India Central Bank Chief Warns Crypto Will Cause The Next Financial Crisis

On Wednesday, the governor of India’s central bank stated that they are not at war with crypto but that cryptocurrencies lack fundamentals and should be banned.

Shaktikanta Das, Governor of RBI, told a packed room of banking executives and lawmakers that crypto poses a significant risk to the stability and macroeconomic health of the country.

“After the development of the last one year, including the latest episode surrounding FTX, I don’t think we need to say anything more. “Time has proven that crypto is worth what it’s worth today.”

“Change in value in any so-called product is the function of the market. But unlike any other asset or product, our main concern with crypto is that it doesn’t have any underlying whatsoever.”

“I think crypto or private cryptocurrency is a fashionable way of describing what is otherwise a 100% speculative activity,” said Das.

“They don’t believe in the central bank, they don’t believe in a regulated financial world. I’m yet to hear a good argument about what public purpose it serves,” he said.

“It should be prohibited because if it is allowed to grow … say it’s regulated and allowed to grow … please mark my words that the next financial crisis will come from private cryptocurrencies,” he said.

India is one of the countries that have taken a strict approach to cryptocurrency. It began taxing virtual currencies earlier this year. There is a 30% tax on gains and a 1% deduction for each transaction.

Along with the market downturn, the nation’s move has greatly reduced the transactions on local exchanges CoinSwitch Kuber and CoinDCX.

Changpeng Zhao (CZ), founder and chief executive at Binance, the largest cryptocurrency exchange in the world, said that the company doesn’t consider India a “very crypto-friendly environment” but is trying to communicate its concerns to the local authority regarding the taxation.

“Binance goes to countries where regulations are pro-crypto and pro-business. We don’t go to countries where we won’t have a sustainable business — or any business, regardless of whether or not we go,” he said.

Coinbase, which supports CoinDCX and CoinSwitch Kuber in India, launched its cryptocurrency platform earlier this month but was quickly stopped by regulators.

In May, Brian Armstrong, Coinbase’s co-founder and chief executive, stated that Coinbase had removed support for local payments infra UPI “because of some informal pressure by the [central bank] Reserve Bank of India.”

“Crypto closed 2021 with the narrative that finance as we know it was slow, inefficient and clumsy.
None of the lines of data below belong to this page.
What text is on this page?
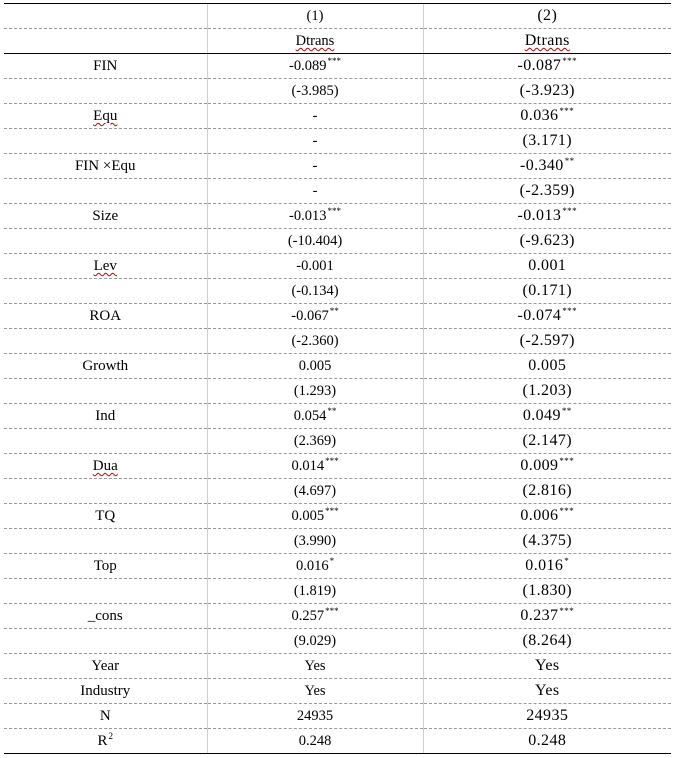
	(1)	(2)
	Dtrans	Dtrans
FIN	-0.089***	-0.087***
	(-3.985)	(-3.923)
Equ	-	0.036***
	-	(3.171)
FIN ×Equ	-	-0.340**
	-	(-2.359)
Size	-0.013***	-0.013***
	(-10.404)	(-9.623)
Lev	-0.001	0.001
	(-0.134)	(0.171)
ROA	-0.067**	-0.074***
	(-2.360)	(-2.597)
Growth	0.005	0.005
	(1.293)	(1.203)
Ind	0.054**	0.049**
	(2.369)	(2.147)
Dua	0.014***	0.009***
	(4.697)	(2.816)
TQ	0.005***	0.006***
	(3.990)	(4.375)
Top	0.016*	0.016*
	(1.819)	(1.830)
_cons	0.257***	0.237***
	(9.029)	(8.264)
Year	Yes	Yes
Industry	Yes	Yes
N	24935	24935
$R^2$	0.248	0.248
Defi and DAOs were the path forward. Crypto prices, in their own jargon, were mooning and investors were HODLing. Since May 2022, cryptos have lost some of the shine — two-thirds of the value. Failure of some entities have caused the ecosystem to unravel,” T. Rabi Sankar, Deputy Governor of RBI, who once likened crypto to tulip and Ponzi scheme, said Wednesday.

“The technology that was heralded as the end of government, and regulators and intermediaries — the underlying philosophy of crypto — is now frantically seeking to be regulated,” he said.